When we define a DaemonSet, DaemonSet controller on noticing this new DaemonSet object, schedules one instance of its pod on every node that matches the selector. There is no rolling updates by default, and updating a DaemonSet object, typically replaces pods one-by-one unless specified otherwise. We can optionally limit which nodes run the DaemonSet pods using, node selectors, node affinity, and taints and tolerations.

apiVersion: apps/v1
kind: DaemonSet
metadata:
  name: node-logger
spec:
  selector:
    matchLabels:
      name: logger
  template:
    metadata:
      labels:
        name: logger
    spec:
      containers:
      - name: logger
        image: busybox
        command: ["/bin/sh", "-c", "while true; do echo Node: $(hostname); sleep 60; done"]

After applying, we will see that there is one pod per node. If we add a new node, the DaemonSet controller will automatically schedule the same pod on it.

Job

A Job is a object (Job) designed to run a task to completion, rather than continuously like Deployments, StatefulSet or DaemonSets. It ensures that a specific number of pods successfully terminate after doing their work. It’s ideal for short-lived or batch tasks.

We define a Job with a pod template, just like other workload resources, but instead of keeping the pod running, Job controller watches for the pod(s) to succeed, i.e., exit with 0. Once the desired number of completions is reached, the Job is marked Completed, and its pods won't restart unless specified.
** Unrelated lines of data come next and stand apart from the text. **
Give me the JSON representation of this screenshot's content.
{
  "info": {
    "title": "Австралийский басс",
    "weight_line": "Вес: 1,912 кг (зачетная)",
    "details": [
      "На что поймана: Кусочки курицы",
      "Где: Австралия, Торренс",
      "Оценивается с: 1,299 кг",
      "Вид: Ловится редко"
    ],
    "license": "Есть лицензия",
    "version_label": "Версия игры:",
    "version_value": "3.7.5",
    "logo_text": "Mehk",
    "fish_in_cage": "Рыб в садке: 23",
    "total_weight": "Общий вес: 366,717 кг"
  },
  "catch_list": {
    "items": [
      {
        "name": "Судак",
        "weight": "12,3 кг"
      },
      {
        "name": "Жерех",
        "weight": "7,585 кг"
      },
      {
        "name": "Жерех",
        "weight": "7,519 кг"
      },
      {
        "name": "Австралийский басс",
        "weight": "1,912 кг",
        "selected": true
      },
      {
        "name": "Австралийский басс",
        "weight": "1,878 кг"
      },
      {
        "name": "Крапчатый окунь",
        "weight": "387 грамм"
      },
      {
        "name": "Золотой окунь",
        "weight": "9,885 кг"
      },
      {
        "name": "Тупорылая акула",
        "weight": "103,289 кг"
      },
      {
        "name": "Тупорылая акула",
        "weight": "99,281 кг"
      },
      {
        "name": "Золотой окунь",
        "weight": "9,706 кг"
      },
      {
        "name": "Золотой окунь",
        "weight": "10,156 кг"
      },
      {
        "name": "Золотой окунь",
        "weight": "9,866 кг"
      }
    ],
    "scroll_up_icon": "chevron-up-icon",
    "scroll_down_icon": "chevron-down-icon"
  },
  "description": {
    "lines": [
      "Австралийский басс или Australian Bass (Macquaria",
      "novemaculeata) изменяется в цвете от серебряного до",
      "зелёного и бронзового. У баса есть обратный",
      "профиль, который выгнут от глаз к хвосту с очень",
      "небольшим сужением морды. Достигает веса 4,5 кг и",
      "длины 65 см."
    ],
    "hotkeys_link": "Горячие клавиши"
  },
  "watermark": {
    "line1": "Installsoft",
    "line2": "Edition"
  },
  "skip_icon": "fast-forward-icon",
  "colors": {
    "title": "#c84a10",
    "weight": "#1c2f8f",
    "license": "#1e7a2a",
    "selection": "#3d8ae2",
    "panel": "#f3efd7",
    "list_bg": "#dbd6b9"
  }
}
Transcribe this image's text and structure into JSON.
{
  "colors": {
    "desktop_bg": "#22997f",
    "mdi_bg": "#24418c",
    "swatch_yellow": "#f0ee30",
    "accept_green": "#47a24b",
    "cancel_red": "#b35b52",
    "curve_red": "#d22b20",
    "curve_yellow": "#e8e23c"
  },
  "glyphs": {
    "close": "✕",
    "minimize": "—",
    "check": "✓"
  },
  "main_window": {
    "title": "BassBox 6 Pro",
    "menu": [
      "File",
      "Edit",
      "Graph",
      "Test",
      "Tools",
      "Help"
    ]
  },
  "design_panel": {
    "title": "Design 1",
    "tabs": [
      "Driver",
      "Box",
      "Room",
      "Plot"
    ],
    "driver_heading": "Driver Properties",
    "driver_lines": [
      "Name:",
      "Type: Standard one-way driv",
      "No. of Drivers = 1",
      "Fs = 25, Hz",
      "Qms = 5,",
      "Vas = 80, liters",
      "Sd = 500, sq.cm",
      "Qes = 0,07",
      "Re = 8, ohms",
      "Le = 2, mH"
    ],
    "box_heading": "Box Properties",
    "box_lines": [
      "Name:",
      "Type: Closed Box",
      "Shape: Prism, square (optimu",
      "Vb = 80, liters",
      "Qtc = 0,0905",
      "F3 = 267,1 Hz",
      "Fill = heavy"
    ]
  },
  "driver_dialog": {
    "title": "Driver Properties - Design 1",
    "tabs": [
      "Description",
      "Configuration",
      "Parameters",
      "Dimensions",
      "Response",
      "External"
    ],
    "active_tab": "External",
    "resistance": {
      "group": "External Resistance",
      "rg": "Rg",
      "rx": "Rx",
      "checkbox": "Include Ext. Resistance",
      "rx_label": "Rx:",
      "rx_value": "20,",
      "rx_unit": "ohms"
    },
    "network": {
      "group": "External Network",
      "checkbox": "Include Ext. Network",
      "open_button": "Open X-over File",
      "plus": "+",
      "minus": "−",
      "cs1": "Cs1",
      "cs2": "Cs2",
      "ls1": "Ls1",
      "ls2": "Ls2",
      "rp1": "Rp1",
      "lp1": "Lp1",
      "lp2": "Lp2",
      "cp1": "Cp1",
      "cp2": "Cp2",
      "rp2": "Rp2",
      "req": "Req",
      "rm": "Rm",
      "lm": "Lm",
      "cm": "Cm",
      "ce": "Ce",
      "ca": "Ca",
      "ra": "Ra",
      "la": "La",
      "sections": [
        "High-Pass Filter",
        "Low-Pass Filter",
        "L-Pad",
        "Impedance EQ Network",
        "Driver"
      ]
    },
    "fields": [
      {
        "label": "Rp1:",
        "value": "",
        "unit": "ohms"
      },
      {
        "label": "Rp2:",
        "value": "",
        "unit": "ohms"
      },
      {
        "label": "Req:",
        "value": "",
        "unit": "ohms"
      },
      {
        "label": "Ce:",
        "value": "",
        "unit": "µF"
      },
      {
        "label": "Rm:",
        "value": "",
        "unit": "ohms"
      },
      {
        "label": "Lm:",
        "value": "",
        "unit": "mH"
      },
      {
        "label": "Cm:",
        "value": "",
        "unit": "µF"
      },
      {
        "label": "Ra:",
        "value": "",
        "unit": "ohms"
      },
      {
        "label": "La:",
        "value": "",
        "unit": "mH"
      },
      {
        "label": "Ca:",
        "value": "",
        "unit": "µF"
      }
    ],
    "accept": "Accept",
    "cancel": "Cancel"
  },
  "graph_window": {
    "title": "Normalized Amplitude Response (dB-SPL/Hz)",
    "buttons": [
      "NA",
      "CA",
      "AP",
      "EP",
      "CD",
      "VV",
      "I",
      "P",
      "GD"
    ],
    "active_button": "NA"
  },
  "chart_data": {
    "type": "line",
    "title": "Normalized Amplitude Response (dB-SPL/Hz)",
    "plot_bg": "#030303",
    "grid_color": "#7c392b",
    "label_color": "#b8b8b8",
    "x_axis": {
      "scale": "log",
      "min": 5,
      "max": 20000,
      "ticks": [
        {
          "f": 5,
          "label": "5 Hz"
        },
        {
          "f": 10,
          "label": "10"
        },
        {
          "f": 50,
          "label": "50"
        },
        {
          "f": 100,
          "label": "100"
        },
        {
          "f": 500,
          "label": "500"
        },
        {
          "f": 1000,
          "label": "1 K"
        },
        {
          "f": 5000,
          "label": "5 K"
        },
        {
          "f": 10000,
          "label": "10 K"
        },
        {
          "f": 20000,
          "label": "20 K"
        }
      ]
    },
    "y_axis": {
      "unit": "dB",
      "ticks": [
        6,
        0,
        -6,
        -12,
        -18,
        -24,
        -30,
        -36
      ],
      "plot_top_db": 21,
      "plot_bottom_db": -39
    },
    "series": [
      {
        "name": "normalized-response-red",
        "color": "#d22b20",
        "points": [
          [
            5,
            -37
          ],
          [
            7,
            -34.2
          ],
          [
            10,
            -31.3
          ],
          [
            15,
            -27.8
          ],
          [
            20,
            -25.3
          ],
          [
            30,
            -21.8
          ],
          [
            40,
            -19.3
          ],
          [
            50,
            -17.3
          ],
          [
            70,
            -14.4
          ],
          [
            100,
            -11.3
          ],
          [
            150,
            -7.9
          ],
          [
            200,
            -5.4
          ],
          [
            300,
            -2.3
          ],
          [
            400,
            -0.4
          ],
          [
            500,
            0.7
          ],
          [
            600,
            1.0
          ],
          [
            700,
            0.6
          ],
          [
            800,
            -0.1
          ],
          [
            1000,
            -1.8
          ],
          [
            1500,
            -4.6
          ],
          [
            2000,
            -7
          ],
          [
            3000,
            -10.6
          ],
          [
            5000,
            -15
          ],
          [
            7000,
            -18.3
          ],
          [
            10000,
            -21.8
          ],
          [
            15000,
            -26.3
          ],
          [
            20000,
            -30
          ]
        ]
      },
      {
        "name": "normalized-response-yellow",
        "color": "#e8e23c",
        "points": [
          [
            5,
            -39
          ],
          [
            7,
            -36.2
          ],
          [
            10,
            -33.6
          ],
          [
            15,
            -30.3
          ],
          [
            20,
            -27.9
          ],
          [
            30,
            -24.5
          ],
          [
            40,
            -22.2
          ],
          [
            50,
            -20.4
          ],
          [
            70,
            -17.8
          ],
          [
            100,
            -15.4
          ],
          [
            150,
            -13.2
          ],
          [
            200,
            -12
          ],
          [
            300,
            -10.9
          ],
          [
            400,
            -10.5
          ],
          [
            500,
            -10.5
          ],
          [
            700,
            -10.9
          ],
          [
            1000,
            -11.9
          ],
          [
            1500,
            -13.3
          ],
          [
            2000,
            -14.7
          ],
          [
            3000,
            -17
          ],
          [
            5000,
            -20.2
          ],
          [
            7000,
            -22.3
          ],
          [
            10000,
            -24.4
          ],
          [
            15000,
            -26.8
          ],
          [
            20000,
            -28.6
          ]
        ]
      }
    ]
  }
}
For example, we are creating a Job that runs a pod that prints “data flushed” and sleeps for 10 seconds before and after printing.

apiVersion: batch/v1
kind: Job
metadata:
  name: data-flush-job
spec:
  template:
    spec:
      containers:
      - name: data-flush
        image: busybox
        command: ["sh", "-c", "sleep 10; echo data flushed; sleep 10"]
      restartPolicy: Never
  backoffLimit: 4

Here, we can see that our Job was successfully completed and the print statement worked successfully.

CronJob

A CronJob is a higher-level controller built on top of Job, designed to run tasks on a recurring schedule. Instead of running once like a Job, a CronJob defines when and how often a Job should be created and executed. At each scheduled time, the CronJob controller creates a new Job object, and that Job runs to completion.

Internally, the CronJob controller parses the cron expression (schedule:), and on each tick, it spawns a new Job, which creates pods as needed. Kubernetes tracks the status of each Job and cleans them up depending on our successfulJobsHistoryLimit and failedJobsHistoryLimit.

apiVersion: batch/v1
kind: CronJob
metadata:
  name: notification-cron
spec:
  schedule: "*/1 * * * *"  # every minute
  jobTemplate:
    spec:
      template:
        spec:
          containers:
          - name: hello
            image: busybox
            command: ["sh", "-c", "date; echo notified"]
          restartPolicy: OnFailure
  successfulJobsHistoryLimit: 3
  failedJobsHistoryLimit: 1

We will see a new Job every minute, and each job will spawn a pod, run the command, and exit.

Conclusion

For all of these workload resources we discussed, their dedicated controller uses the PodTemplate inside the workload resources object to make actual pods. The PodTemplate is part of the desired state of whatever workload resource we used to run our application.

Modifying the PodTemplate or switching to a new PodTemplate has no direct effect on the pods that already exist. If we change the PodTemplate for a workload resource, that resource needs to create replacement pods that use the updated template instead of updating or patching the existing pods.

For example, the StatefulSet controller ensures that the running pods match the current PodTemplate for each StatefulSet object. If we edit the StatefulSet to change its PodTemplate, the StatefulSet starts to create new pods based on the updated template. Eventually, all of the old pods are replaced with new pods, and the update is complete.